Normally reporting from Lynah Rink, Newman Arena and other athletic facilities, Luke Pichini ’22, assistant sports editor, now interviews and writes remotely from home. The coronavirus pandemic has upended the way the sports department works, but has also created opportunities to think outside the box.
1. It must be heartbreaking to speak to student athletes and coaches who had to abruptly end their seasons due to the COVID-19 outbreak. What were some of the memorable conversations you have had?
I’d say one of the most memorable conversations I had was in the immediate aftermath of the Ivy League canceling spring sports. That was the day in which the COVID-19 outbreak was wreaking havoc in the sports world, and it was truly a hectic time. When I was composing the story, I secured a phone call with a junior athlete on the sailing team. She was very emotional about the season’s cancelation and expressed her remorse for the seniors on the team. One of the main themes she expressed was the fact that while this possibility was in the back of her mind, she never thought that it would actually happen. I think many of us can relate to that sentiment as the outbreak was shaping into a pandemic.

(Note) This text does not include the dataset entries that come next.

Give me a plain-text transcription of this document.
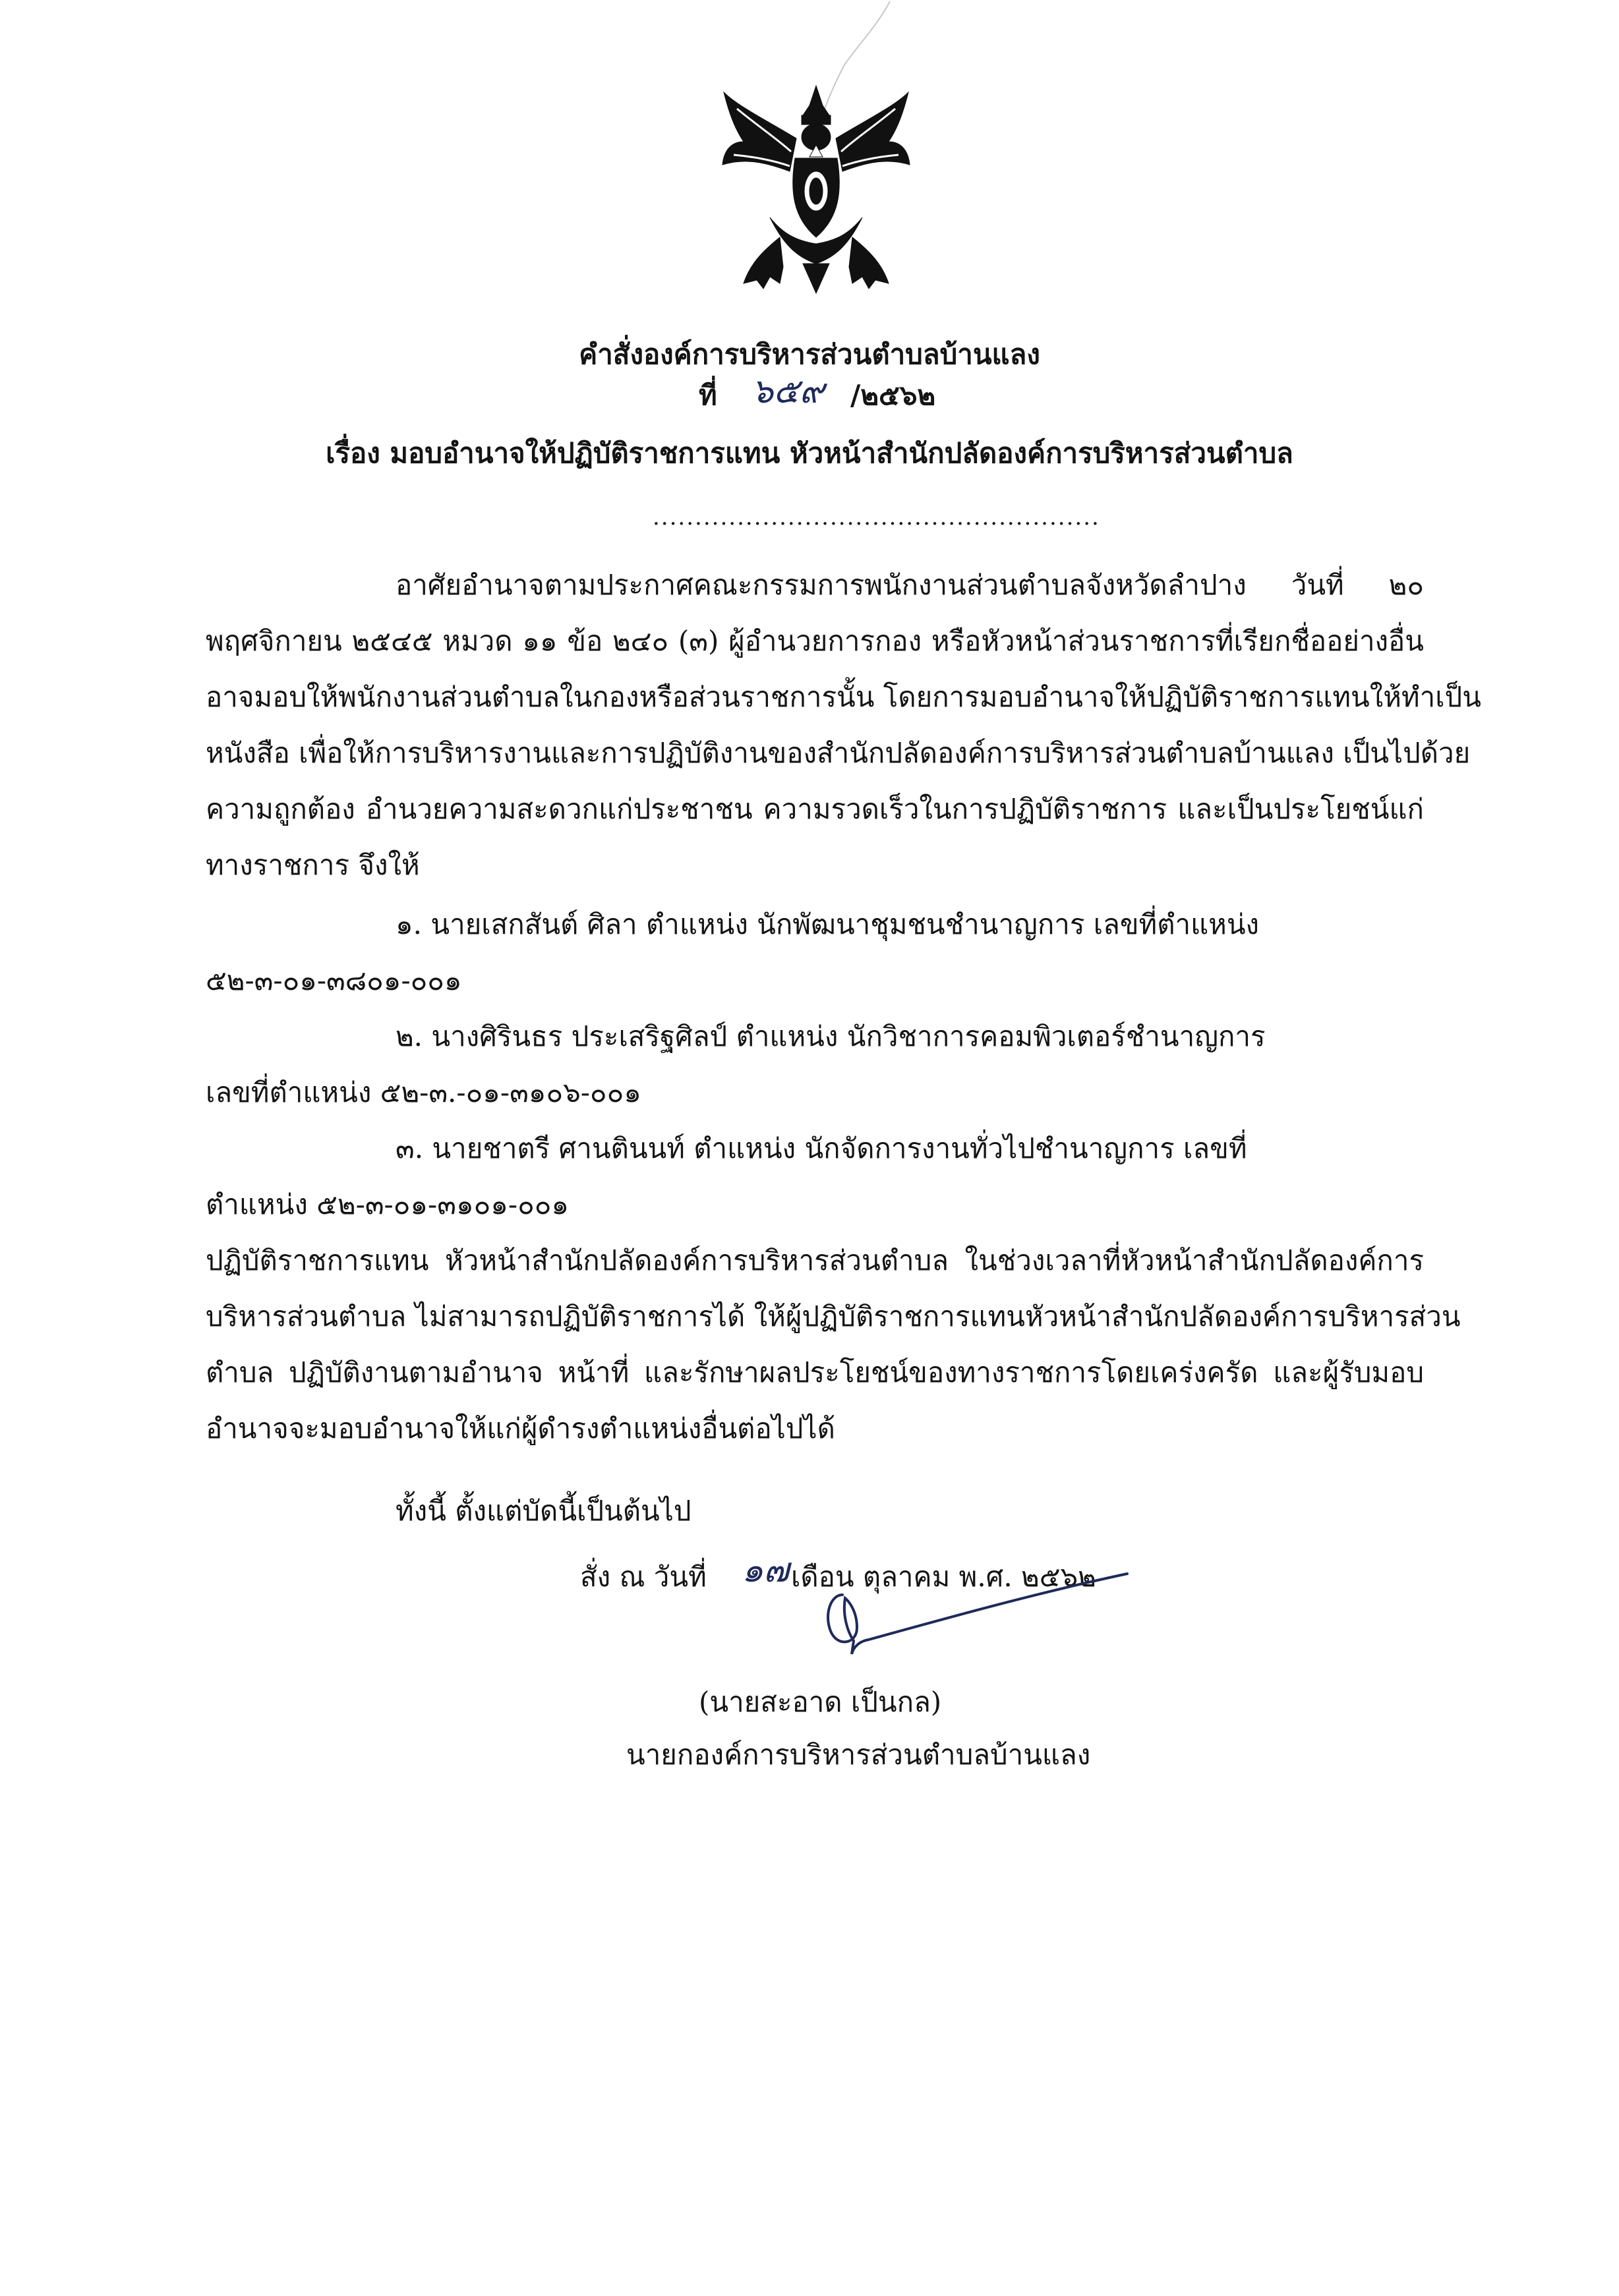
คำสั่งองค์การบริหารส่วนตำบลบ้านแลง
ที่ ๖๕๙ /๒๕๖๒
เรื่อง มอบอำนาจให้ปฏิบัติราชการแทน หัวหน้าสำนักปลัดองค์การบริหารส่วนตำบล
.....................................................
อาศัยอำนาจตามประกาศคณะกรรมการพนักงานส่วนตำบลจังหวัดลำปาง วันที่ ๒๐
พฤศจิกายน ๒๕๔๕ หมวด ๑๑ ข้อ ๒๔๐ (๓) ผู้อำนวยการกอง หรือหัวหน้าส่วนราชการที่เรียกชื่ออย่างอื่น
อาจมอบให้พนักงานส่วนตำบลในกองหรือส่วนราชการนั้น โดยการมอบอำนาจให้ปฏิบัติราชการแทนให้ทำเป็น
หนังสือ เพื่อให้การบริหารงานและการปฏิบัติงานของสำนักปลัดองค์การบริหารส่วนตำบลบ้านแลง เป็นไปด้วย
ความถูกต้อง อำนวยความสะดวกแก่ประชาชน ความรวดเร็วในการปฏิบัติราชการ และเป็นประโยชน์แก่
ทางราชการ จึงให้
๑. นายเสกสันต์ ศิลา ตำแหน่ง นักพัฒนาชุมชนชำนาญการ เลขที่ตำแหน่ง
๕๒-๓-๐๑-๓๘๐๑-๐๐๑
๒. นางศิรินธร ประเสริฐศิลป์ ตำแหน่ง นักวิชาการคอมพิวเตอร์ชำนาญการ
เลขที่ตำแหน่ง ๕๒-๓.-๐๑-๓๑๐๖-๐๐๑
๓. นายชาตรี ศานตินนท์ ตำแหน่ง นักจัดการงานทั่วไปชำนาญการ เลขที่
ตำแหน่ง ๕๒-๓-๐๑-๓๑๐๑-๐๐๑
ปฏิบัติราชการแทน หัวหน้าสำนักปลัดองค์การบริหารส่วนตำบล ในช่วงเวลาที่หัวหน้าสำนักปลัดองค์การ
บริหารส่วนตำบล ไม่สามารถปฏิบัติราชการได้ ให้ผู้ปฏิบัติราชการแทนหัวหน้าสำนักปลัดองค์การบริหารส่วน
ตำบล ปฏิบัติงานตามอำนาจ หน้าที่ และรักษาผลประโยชน์ของทางราชการโดยเคร่งครัด และผู้รับมอบ
อำนาจจะมอบอำนาจให้แก่ผู้ดำรงตำแหน่งอื่นต่อไปได้
ทั้งนี้ ตั้งแต่บัดนี้เป็นต้นไป
สั่ง ณ วันที่ ๑๗ เดือน ตุลาคม พ.ศ. ๒๕๖๒
(นายสะอาด เป็นกล)
นายกองค์การบริหารส่วนตำบลบ้านแลง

2. Given the unprecedented circumstances, what will sports coverage look like going forward?
Sports coverage will certainly be different. Given the slew of cancellations, there are no games or matches that we can report on. Rather, what we can do is shift from a more recap-based approach to more creative articles. There is still some end-of-season news to report, such as awards for the men’s and women’s hockey players. We have also been churning out season recaps for several sports. But with a lot more free time, we can start to think outside the box. This includes embracing features, highlighting a specific player or idea. With this type of content, we are still able to upload articles a few times a week.